The Magellanic Clouds

• The two nearest galaxies in our Local Group are the Large and Small Magellanic Clouds.
• They are both near the south celestial pole, so-named because Magellan used them for navigation.
• They are close to the Milky Way (50 kpc), not far from the farthest globular clusters.
• If Milky was was a dinner plate, they would be oranges two feet away, with Andromeda another plate twenty feet away.
• They are not spiral galaxies, but are irregular galaxies.
• Near the center bar of the LMC is the Tarantula Nebula, a huge cluster of blue supergiants.
• Both clouds have globular clusters of blue stars.
• A stream of hydrogen gas connects the two galaxies.
• They are important to astronomers because the many kinds of stars are at the same distance.

Dwarf Galaxies

• In our Local Group, there are several dwarf elliptical galaxies, like giant globular clusters.
• Like globulars, they have Pop II stars and little gas or dust.
• There are about ten in our Local Group.

The Andromeda Galaxy

• The Andromeda Galaxy is a spiral galaxy, very much like ours, and is in our Local Group.
• It is about the same size, with a disk and a halo of globular clusters.
• Its central bulge and two companion galaxies are composed of red giant stars.
• Its nucleus also has a dozen X-ray sources.

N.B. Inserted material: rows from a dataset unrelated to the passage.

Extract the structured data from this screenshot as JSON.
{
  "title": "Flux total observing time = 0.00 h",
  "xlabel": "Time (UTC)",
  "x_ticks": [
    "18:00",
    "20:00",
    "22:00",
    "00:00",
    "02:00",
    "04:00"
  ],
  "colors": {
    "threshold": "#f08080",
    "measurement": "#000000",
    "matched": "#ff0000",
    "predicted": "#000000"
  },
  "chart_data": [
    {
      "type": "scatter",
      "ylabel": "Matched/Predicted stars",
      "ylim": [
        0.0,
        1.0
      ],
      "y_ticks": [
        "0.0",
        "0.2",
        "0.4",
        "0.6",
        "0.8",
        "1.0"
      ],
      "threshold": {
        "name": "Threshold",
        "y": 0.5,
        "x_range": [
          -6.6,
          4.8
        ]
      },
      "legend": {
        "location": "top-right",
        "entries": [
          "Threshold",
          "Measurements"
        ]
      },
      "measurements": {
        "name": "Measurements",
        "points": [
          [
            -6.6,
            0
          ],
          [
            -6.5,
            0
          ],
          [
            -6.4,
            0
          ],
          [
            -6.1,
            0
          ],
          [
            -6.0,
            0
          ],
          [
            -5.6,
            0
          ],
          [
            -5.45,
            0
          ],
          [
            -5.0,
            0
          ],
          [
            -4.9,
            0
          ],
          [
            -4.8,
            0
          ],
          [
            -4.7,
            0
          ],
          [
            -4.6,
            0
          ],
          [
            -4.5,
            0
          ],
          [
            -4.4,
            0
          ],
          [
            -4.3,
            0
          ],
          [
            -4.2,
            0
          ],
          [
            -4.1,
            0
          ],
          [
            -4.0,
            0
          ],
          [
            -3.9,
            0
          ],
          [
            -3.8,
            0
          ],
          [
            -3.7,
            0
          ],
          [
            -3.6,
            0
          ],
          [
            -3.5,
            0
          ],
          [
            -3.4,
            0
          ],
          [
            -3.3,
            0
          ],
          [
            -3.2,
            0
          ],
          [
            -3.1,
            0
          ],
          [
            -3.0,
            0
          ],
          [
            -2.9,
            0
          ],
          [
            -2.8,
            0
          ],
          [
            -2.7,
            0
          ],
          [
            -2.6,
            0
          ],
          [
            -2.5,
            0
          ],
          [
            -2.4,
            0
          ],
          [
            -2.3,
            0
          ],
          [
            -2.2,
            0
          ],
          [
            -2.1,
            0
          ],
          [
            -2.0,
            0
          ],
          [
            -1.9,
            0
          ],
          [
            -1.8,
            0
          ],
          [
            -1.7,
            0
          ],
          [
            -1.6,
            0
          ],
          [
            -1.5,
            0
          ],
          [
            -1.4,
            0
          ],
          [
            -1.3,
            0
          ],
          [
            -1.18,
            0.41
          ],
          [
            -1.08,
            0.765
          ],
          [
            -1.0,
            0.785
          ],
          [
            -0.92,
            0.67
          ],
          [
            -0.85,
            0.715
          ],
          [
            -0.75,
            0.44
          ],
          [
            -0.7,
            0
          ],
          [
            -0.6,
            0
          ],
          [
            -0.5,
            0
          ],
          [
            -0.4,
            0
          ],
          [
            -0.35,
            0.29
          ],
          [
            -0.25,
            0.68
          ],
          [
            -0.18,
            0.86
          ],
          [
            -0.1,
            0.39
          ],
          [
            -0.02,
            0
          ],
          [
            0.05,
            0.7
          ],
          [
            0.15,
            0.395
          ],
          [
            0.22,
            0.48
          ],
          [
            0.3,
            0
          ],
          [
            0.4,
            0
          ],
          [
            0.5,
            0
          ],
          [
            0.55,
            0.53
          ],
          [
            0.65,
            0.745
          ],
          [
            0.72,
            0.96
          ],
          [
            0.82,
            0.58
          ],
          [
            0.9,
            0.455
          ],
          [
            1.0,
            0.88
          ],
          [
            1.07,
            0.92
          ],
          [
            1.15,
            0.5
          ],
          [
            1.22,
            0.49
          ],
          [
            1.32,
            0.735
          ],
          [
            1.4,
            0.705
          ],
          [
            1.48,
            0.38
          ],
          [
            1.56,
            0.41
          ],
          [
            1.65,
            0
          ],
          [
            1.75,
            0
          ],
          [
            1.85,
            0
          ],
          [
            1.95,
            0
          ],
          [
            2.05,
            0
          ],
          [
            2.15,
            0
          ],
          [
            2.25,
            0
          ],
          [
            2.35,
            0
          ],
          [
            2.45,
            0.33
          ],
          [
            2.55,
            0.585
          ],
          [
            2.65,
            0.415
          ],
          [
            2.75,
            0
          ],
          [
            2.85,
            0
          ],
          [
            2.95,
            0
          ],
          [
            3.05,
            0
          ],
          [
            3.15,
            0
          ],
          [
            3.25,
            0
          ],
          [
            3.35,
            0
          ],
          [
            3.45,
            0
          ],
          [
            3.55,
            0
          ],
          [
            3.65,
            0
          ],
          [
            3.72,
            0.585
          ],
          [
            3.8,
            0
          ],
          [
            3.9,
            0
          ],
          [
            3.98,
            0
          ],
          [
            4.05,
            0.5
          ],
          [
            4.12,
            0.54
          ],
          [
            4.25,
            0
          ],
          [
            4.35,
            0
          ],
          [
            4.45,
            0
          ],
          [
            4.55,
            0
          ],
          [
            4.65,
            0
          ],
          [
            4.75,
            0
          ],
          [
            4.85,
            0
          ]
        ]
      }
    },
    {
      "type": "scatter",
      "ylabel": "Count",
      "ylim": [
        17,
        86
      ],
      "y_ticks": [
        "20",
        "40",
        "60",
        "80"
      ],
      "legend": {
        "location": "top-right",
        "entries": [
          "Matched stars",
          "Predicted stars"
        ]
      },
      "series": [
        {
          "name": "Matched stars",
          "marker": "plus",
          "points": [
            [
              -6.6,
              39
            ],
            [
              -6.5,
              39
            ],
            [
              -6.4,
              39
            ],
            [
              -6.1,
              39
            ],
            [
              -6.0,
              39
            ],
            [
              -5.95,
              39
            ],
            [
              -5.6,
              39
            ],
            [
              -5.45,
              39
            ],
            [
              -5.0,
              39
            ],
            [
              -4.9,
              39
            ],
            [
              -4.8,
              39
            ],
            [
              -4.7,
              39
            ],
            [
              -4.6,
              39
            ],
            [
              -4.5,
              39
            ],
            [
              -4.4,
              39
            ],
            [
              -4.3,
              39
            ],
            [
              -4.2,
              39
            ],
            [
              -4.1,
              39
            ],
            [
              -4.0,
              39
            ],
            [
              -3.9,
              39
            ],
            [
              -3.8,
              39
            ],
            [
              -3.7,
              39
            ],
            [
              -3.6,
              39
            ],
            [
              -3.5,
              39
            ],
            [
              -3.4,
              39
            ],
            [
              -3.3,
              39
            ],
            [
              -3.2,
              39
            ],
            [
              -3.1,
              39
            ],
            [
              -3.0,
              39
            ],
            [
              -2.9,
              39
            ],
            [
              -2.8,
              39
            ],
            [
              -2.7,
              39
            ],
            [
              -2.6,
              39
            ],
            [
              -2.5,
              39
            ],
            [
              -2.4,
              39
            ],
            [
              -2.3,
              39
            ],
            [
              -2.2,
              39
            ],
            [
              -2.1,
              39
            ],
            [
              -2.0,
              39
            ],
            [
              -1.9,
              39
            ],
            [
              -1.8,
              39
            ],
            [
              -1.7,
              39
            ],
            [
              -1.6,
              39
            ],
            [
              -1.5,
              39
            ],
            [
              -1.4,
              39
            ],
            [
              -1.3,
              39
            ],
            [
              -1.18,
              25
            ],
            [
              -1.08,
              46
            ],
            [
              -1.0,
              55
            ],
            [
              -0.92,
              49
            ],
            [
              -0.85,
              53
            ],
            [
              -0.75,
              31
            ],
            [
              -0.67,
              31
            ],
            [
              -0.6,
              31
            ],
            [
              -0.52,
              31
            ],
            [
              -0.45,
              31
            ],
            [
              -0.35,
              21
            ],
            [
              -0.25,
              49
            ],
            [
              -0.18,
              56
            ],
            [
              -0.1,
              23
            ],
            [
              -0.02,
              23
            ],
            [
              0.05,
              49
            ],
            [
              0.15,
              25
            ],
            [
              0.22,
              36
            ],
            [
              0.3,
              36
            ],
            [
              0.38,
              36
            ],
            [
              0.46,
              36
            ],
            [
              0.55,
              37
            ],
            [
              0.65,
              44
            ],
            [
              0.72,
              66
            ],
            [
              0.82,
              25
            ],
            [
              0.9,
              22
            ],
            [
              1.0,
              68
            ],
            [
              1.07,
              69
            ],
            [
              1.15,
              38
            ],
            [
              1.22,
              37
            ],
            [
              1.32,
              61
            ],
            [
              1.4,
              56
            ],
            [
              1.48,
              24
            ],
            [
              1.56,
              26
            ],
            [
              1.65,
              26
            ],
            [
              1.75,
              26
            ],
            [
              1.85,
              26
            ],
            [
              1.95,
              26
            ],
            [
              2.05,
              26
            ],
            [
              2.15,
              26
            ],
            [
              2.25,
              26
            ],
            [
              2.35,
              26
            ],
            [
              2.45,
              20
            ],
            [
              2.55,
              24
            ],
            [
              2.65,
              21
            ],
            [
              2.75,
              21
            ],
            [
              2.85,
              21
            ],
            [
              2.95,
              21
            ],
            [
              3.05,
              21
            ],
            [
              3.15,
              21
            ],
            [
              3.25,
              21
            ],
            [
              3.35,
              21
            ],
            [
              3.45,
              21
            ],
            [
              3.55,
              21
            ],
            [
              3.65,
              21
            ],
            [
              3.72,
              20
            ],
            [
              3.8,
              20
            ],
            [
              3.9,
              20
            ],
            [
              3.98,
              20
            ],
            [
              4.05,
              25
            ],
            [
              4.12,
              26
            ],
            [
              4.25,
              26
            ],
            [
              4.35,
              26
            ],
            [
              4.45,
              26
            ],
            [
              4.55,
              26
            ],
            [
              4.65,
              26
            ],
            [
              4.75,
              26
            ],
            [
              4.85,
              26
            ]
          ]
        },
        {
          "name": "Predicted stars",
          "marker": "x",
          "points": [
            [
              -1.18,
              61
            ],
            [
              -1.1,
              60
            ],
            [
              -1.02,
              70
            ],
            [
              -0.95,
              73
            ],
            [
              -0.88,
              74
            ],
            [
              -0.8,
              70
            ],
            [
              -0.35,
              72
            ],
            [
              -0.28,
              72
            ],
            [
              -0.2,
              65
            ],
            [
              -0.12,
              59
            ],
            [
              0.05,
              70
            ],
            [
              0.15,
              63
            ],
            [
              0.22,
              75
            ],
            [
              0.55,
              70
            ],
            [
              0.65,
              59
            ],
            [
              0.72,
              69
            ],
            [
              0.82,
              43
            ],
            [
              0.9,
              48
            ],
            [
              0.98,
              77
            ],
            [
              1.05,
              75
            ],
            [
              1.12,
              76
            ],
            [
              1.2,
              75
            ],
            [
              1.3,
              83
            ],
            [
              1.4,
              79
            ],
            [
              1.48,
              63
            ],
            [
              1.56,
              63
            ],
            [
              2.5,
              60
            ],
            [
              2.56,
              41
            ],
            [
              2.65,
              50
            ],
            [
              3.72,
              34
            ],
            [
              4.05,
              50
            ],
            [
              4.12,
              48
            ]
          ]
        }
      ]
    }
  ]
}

Classifying Galaxies by Shape

• Galactic morphology is classifying galaxies by their shapes, which follow a clear pattern.
• Spirals may have tightly wounds arms and large central bulge (called Sa) or loose arms and a small central bulge (called Sc, with Sb intermediate).
• Barred spirals have a bar-shaped nucleus, sometimes very prominent (SBa - SBc).
• Ellipticals range in size from dwarfs to giant ellipticals, are E0 to E7 (E0 spherical).
• Irregulars include many other shapes.

Dark Matter

• When velocities of stars are measured to determine mass, it shows 90% of mass is too dark to see.
• This same result is found even though different techniques are used for measurements.
• This is an important area of research in modern astronomy.

The Hubble Relation

• Hubble discovered the Hubble Law: the farther a galaxy is away from us, the larger its redshift is.
• The redshift is interpreted as velocity away from us, so it appears that the universe is expanding.
• One can show that such a law would be observed from any galaxy in the universe.
• The Hubble parameter is the ratio of speed to distance, determines the age and size of the universe.
• Some redshifts may not be due to such expansion: some galaxies at the same distance have different redshifts.

Clusters of Galaxies

• Beyond our Local Group, we find outer clusters of galaxies.
• Some clusters are small like our Local Group; the Virgo cluster has several hundred galaxies.
• Our Milky Way is probably included in an enormous supercluster of galaxies.
• The Virgo cluster is probably the center of our Local Supercluster.
• Dozens of other superclusters have been discovered.

Active Galaxies

• Active galaxies have much radio and X-rays coming from their nuclei, like ours.
• Seyfert galaxies have blue nuclei and broad emission lines, meaning high speed gases.
• Radio galaxies comprise about 1° of all galaxies.
• Some galaxies (like M82) appear to be exploding, with huge streams of matter streaming out of the nucleus.

Quasars

• Quasars (quasi-stellar radio sources) are strong radio sources coming from something that appears as small as a stellar source.
• They were discovered to have extremely redshifted lines.
• They are thought to be galaxies incredibly bright and far away.
• If that is true then the best explanation so far for their source of energy is a supermassive black hole.
• Many appear to be near nearby galaxies; some think they were shot out of them; but if so, one needs to explain why none are coming toward us and hence blue-shifted.

The Big Bang

• The Hubble law has led astronomers to believe in the Big Bang, namely that the entire universe was born in a giant explosion.
• The main confirming evidence is the discovery of the so-called 3° background radiation.
• They take this very seriously and talk about when the universe was the size of a grapefruit.
• They write books about what occurred in the first incredibly small fractions of a second.
• You can read these on your own time.